Continuing the idea of “Being Present When You Travel,” you should always be aware of your presence in a new place. I had a heightened awareness of this in Guatemala precisely because my unfamiliarity with language and culture, which made me hyperaware of my presence. The presence of a tall, female, light-skinned Anglophone foreigner in everyday spaces of Guatemala is unusual. My presence in a space is enough to change the normal dynamics of space should only locals be around, and draw either positive or negative attention. Positive being that maybe someone is willing to offer some help to a tourist who can’t find a decent place to eat for lunch. Negative being that maybe someone will follow you down the street offering “help” but only in exchange for an overpriced tip. Overall, when your presence is an anomaly for locals, you default carry the responsibility of representing all the people you look similar to—whether its your race or your nationality or your gender. Sorry, it’s just the way it goes. If I act standoffish or aloof or rude or naïve, my presence tells that person “where I’m from, the behavior is normal.”

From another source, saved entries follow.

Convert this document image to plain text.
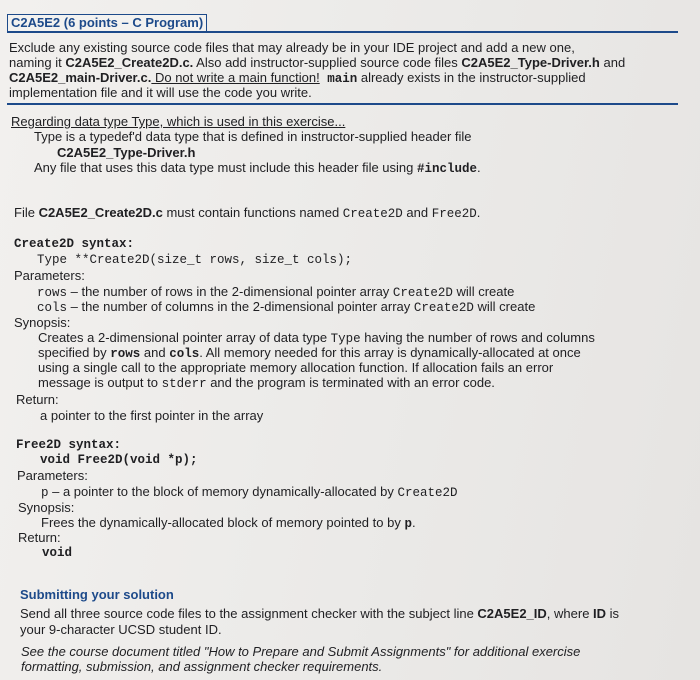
C2A5E2 (6 points – C Program)
Exclude any existing source code files that may already be in your IDE project and add a new one,
naming it C2A5E2_Create2D.c. Also add instructor-supplied source code files C2A5E2_Type-Driver.h and
C2A5E2_main-Driver.c. Do not write a main function! main already exists in the instructor-supplied
implementation file and it will use the code you write.
Regarding data type Type, which is used in this exercise...
Type is a typedef'd data type that is defined in instructor-supplied header file
C2A5E2_Type-Driver.h
Any file that uses this data type must include this header file using #include.
File C2A5E2_Create2D.c must contain functions named Create2D and Free2D.
Create2D syntax:
Type **Create2D(size_t rows, size_t cols);
Parameters:
rows – the number of rows in the 2-dimensional pointer array Create2D will create
cols – the number of columns in the 2-dimensional pointer array Create2D will create
Synopsis:
Creates a 2-dimensional pointer array of data type Type having the number of rows and columns
specified by rows and cols. All memory needed for this array is dynamically-allocated at once
using a single call to the appropriate memory allocation function. If allocation fails an error
message is output to stderr and the program is terminated with an error code.
Return:
a pointer to the first pointer in the array
Free2D syntax:
void Free2D(void *p);
Parameters:
p – a pointer to the block of memory dynamically-allocated by Create2D
Synopsis:
Frees the dynamically-allocated block of memory pointed to by p.
Return:
void
Submitting your solution
Send all three source code files to the assignment checker with the subject line C2A5E2_ID, where ID is
your 9-character UCSD student ID.
See the course document titled "How to Prepare and Submit Assignments" for additional exercise
formatting, submission, and assignment checker requirements.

Beyond that, being aware of your presence also means not expecting routines and customs from your home country to transfer over in the host country. What time do people wake up for breakfast? Is it reasonable to stay out late, or are bars only built for foreign tourists? Are the locals wearing shorts and tank tops or are they wearing jeans despite the heat? Even noting how locals walk along streets or sidewalks helps you understand how your body could transform a space. Do they expect cars to stop for them? Why do they walk only in the shade? Paying attention to local customs not only keeps you safe, but shows that you’re respectful.

After a particularly beautiful and delightful day in northern Ambergris Caye in Belize, Alexa and I sat with the snorkel and dive instructor of the resort, Max, and talked about the marine life and tourism industry. Alexa and I were chasing down a fruitless rumor that manatees sometimes visit the north part of the caye, and I mentioned that Alexa really wanted to hug a manatee. Max immediately corrected us, “You can’t touch them. The oils from the sunscreen damage their skin. Sharks, too. They break out into spots.” This started Max on a long lecture about the impact tourists have on Belizean marine life and the barrier reef. “You know, we’re learning from Australia. They used to have the largest Barrier Reef in the world, but they didn’t protect it. Now we’ve got the largest and it’s a fight with the government and tourists to protect it.” As grateful as Max was to have the tourism industry, you could tell he had a lot of qualms with tourists and the effort it took to make the business work. Everything from oily, damaging sunscreen (looking at you Banana Boat) to $6/gallon gasoline (necessary for the speedboats that are the primary transportation within and between different cayes) to tourist fishing in protected reefs. His bread and butter (tourists) were also the biggest source of stress and the main threat to the environment. When someone speaks to you so frankly about what your presence means, it is hard not to walk away wondering what you could do to make sure your presence brings more positivity than negativity. FYI, one place you could start to be more aware is with your sunscreen. Badger products are among the few brands I found that sell environmentally safe sunscreen.

Being aware of your presence helps you stay safe and also helps you understand what your host country considers normal and why some ideas or habits you might have are considered abnormal or isolating. Ultimately, it helps you build confidence in your travel decisions and makes it easier to get to know your host country.


One comment

  1. Well said! I’m not much of a tourist, but whenever I do travel I have learned to emulate the local culture and to be an ambassador of my own culture (whichever one that happens to be). The insight into the correlation of sunscreen and environmental protection was new to me; I’ll be sure to keep it in mind in the future!